Смайли прервался и посмотрел на Гиллэма поверх стола.

– Извините, Питер, я слишком многословен.

– Да что вы, старина, рассказывайте так, как считаете нужным!

Мендель издал одобрительное хрюканье. Он сидел неестественно прямо, положив руки на стол. Зал был освещен только живым огоньком камина, отбрасывавшим большие тени на штукатурку стен. Бутылка бордо была почти пустой; Смайли налил себе и передал ее Гиллэму.

– Он меня обозвал всеми именами. Он был не в состоянии понять, как я могу беспристрастно судить об искусстве и оставаться безразличным к политике, как я могу бросаться в рассуждения по поводу свободы искусства, в то время как треть Европы опутана цепями. Разве мне безразлично, что современная цивилизация истекает кровью? Как я могу превозносить семнадцатый век, презирая двадцатый? Он пришел ко мне потому, что оценил мои лекции и думал, что у меня светлый рассудок. Но теперь он понял, что я хуже других.

Я отпустил его. А что я еще мог сделать? Во всяком случае, он и так уже был на заметке, этот мятежный еврей, который по тайным причинам оставался в университете. Но я держал его в поле зрения. Четверть подходила к концу, скоро должны были начаться летние каникулы. Три дня спустя, на совещании по подведению итогов четверти, он показал свою грозную откровенность. Он беспокоил людей, знаете, в его присутствии все умолкали. Четверть закончилась, и Дитер уехал, даже не попрощавшись. Я думал, что никогда больше его не увижу.

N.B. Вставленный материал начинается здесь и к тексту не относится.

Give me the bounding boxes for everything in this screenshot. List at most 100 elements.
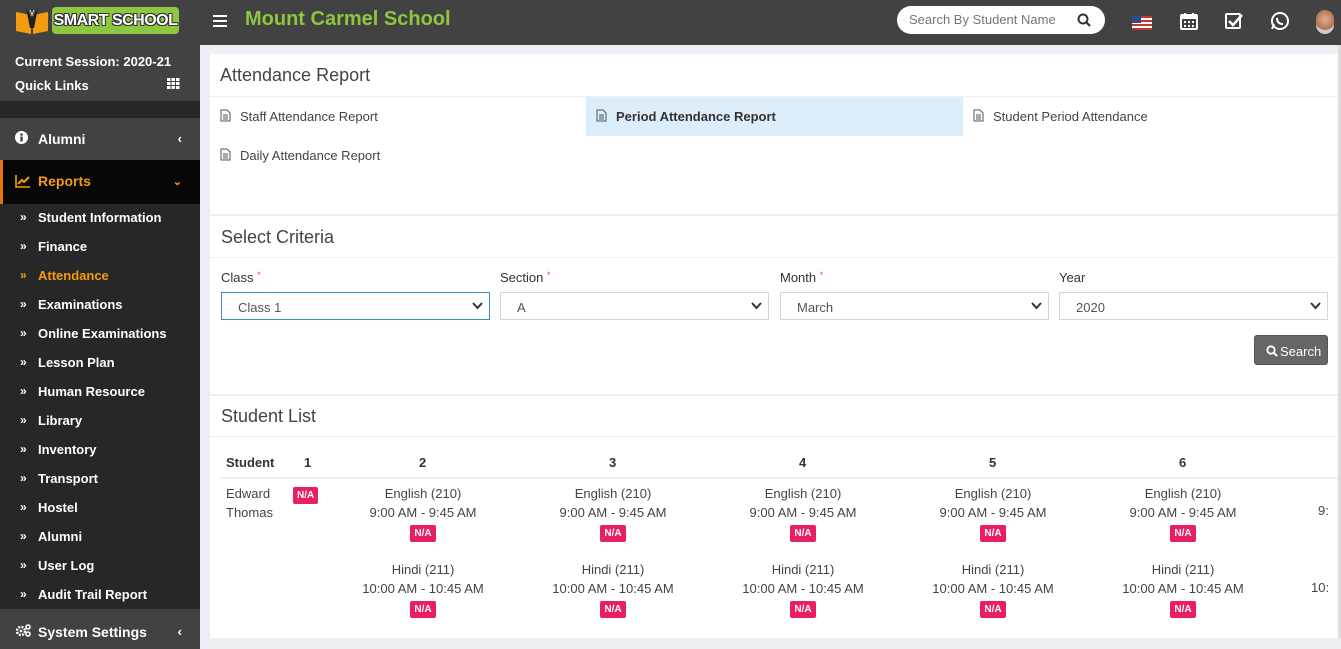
flag-us-icon[interactable] [1132,13,1152,33]
sidebar-item-label: Reports [38,173,91,189]
student-search[interactable] [897,6,1105,34]
link-staff-attendance-report[interactable]: Staff Attendance Report [210,97,587,136]
month-select[interactable]: March [780,292,1049,320]
na-badge: N/A [410,525,436,542]
student-list-panel: Student List [210,396,1338,638]
sidebar-subitem-library[interactable]: » Library [0,406,200,435]
sidebar-subitem-alumni[interactable]: » Alumni [0,522,200,551]
divider [210,96,1338,97]
sidebar-subitem-inventory[interactable]: » Inventory [0,435,200,464]
year-label: Year [1059,270,1086,285]
link-student-period-attendance[interactable]: Student Period Attendance [963,97,1340,136]
sidebar-subitem-student-information[interactable]: » Student Information [0,203,200,232]
sidebar-subitem-label: Online Examinations [38,326,167,341]
search-button[interactable]: Search [1254,335,1328,365]
student-search-input[interactable] [909,12,1059,27]
grid-icon[interactable] [167,78,180,89]
na-badge: N/A [1170,525,1196,542]
panel-title: Select Criteria [221,227,335,247]
attendance-report-panel: Attendance Report Staff Attendance Repor… [210,54,1338,214]
na-badge: N/A [293,487,319,504]
column-header-day-1: 1 [304,455,312,470]
quick-links[interactable]: Quick Links [15,78,89,93]
double-chevron-icon: » [20,239,27,253]
sidebar-subitem-online-examinations[interactable]: » Online Examinations [0,319,200,348]
student-name[interactable]: Edward Thomas [226,486,273,520]
link-period-attendance-report[interactable]: Period Attendance Report [586,97,963,136]
table-header-divider [221,477,1338,479]
sidebar-subitem-human-resource[interactable]: » Human Resource [0,377,200,406]
double-chevron-icon: » [20,471,27,485]
chevron-down-icon [751,302,762,310]
school-name: Mount Carmel School [245,8,451,30]
search-icon[interactable] [1077,13,1091,27]
double-chevron-icon: » [20,413,27,427]
sidebar-subitem-label: Human Resource [38,384,145,399]
page-scrollbar[interactable] [1338,45,1341,638]
sidebar-item-system-settings[interactable]: System Settings ‹ [0,609,200,649]
divider [210,257,1338,258]
task-checkbox-icon[interactable] [1224,11,1244,31]
period-subject: English (210) [1144,486,1222,501]
double-chevron-icon: » [20,529,27,543]
sidebar-subitem-hostel[interactable]: » Hostel [0,493,200,522]
period-subject: Hindi (211) [771,562,835,577]
sidebar-subitem-examinations[interactable]: » Examinations [0,290,200,319]
user-avatar[interactable] [1316,10,1334,34]
sidebar-item-alumni[interactable]: Alumni ‹ [0,118,200,160]
document-icon [220,148,231,161]
alumni-icon [15,131,28,144]
class-select[interactable]: Class 1 [221,292,490,320]
document-icon [596,109,607,122]
na-badge: N/A [600,601,626,618]
chevron-left-icon: ‹ [177,624,182,639]
sidebar-subitem-label: Audit Trail Report [38,587,148,602]
book-logo-icon [16,8,48,34]
sidebar-subitem-label: Transport [38,471,98,486]
double-chevron-icon: » [20,587,27,601]
sidebar-item-label: System Settings [38,624,147,640]
chevron-left-icon: ‹ [177,131,182,146]
na-badge: N/A [790,525,816,542]
sidebar-subitem-transport[interactable]: » Transport [0,464,200,493]
section-select[interactable]: A [500,292,769,320]
select-value: 2020 [1076,300,1105,315]
column-header-student: Student [226,455,275,470]
period-subject: English (210) [574,486,652,501]
sidebar-subitem-finance[interactable]: » Finance [0,232,200,261]
sidebar-subitem-label: Lesson Plan [38,355,115,370]
sidebar: Current Session: 2020-21 Quick Links Alu… [0,45,200,649]
whatsapp-icon[interactable] [1270,11,1290,31]
menu-toggle-icon[interactable] [213,12,227,32]
column-header-day-6: 6 [1179,455,1187,470]
document-icon [220,109,231,122]
sidebar-subitem-audit-trail-report[interactable]: » Audit Trail Report [0,580,200,609]
month-label: Month * [780,270,824,285]
sidebar-item-reports[interactable]: Reports ⌄ [0,160,200,204]
current-session: Current Session: 2020-21 [15,54,172,69]
sidebar-subitem-label: Inventory [38,442,97,457]
attendance-day-5: English (210) 9:00 AM - 9:45 AM N/A Hind… [898,484,1088,618]
sidebar-subitem-label: Student Information [38,210,162,225]
logo[interactable]: SMART SCHOOL [14,6,180,35]
section-label: Section * [500,270,551,285]
period-time: 10:00 AM - 10:45 AM [742,581,864,596]
calendar-icon[interactable] [1179,11,1199,31]
link-daily-attendance-report[interactable]: Daily Attendance Report [210,136,587,175]
period-time: 9:00 AM - 9:45 AM [559,505,667,520]
period-time: 9:00 AM - 9:45 AM [749,505,857,520]
column-header-day-3: 3 [609,455,617,470]
na-badge: N/A [1170,601,1196,618]
sidebar-subitem-user-log[interactable]: » User Log [0,551,200,580]
chevron-down-icon [1031,302,1042,310]
year-select[interactable]: 2020 [1059,292,1328,320]
sidebar-subitem-attendance[interactable]: » Attendance [0,261,200,290]
sidebar-subitem-lesson-plan[interactable]: » Lesson Plan [0,348,200,377]
link-label: Staff Attendance Report [240,109,378,124]
na-badge: N/A [980,601,1006,618]
period-time: 10:00 AM - 10:45 AM [1122,581,1244,596]
na-badge: N/A [980,525,1006,542]
double-chevron-icon: » [20,355,27,369]
attendance-day-6: English (210) 9:00 AM - 9:45 AM N/A Hind… [1088,484,1278,618]
sidebar-subitem-label: Finance [38,239,88,254]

Прошло полгода. Я отправился к своим друзьям в Дрезден, родной город Дитера, и приехал на вокзал на полчаса раньше. Чем слоняться по перрону, я решил немного прогуляться. В двухстах метрах от вокзала стоял высокий мрачного вида дом, построенный в семнадцатом веке. Перед домом был дворик, огражденный частой решеткой с воротами из кованого железа. По‑видимому, он был переделан во временную тюрьму. Группы заключенных, мужчин и женщин с бритыми головами, прогуливались по кругу вдоль стен. В середине двора стояли два охранника с автоматами. Вдруг я увидел знакомый силуэт, выделяющийся на фоне других. В нем я узнал Дитера. Прихрамывая, он старался не отставать. Трость у него отобрали.

Впоследствии мне пришло в голову, что гестапо не арестовало бы, конечно же, самого популярного студента посреди учебного года. Пропустив свой поезд, я вернулся в город и принялся искать в справочнике адрес родителей Дитера. Я знал, что его отец врач, и мне было нетрудно найти их адрес. Я отправился туда. Дома осталась одна мать. Отец умер в концентрационном лагере. У нее почти не было желания говорить о Дитере, тем не менее я узнал, что он заключен не в тюрьме для евреев, а в обычной, просто для так называемого «исправления». Мать надеялась его увидеть где‑то через три месяца. Я оставил ему записку, написав, что у меня есть некоторые его книги и что я их с удовольствием ему верну, если он объявится.

События 1939 года поглотили меня настолько, что в этом году я ни разу не вспомнил о Дитере. После моего отъезда из Дрездена департамент приказал мне вернуться в Англию. В двадцать четыре часа я собрался и выехал. Я застал Лондон в лихорадке. Мне доверили новый пост, требующий подготовки навыка и постоянных встреч с людьми.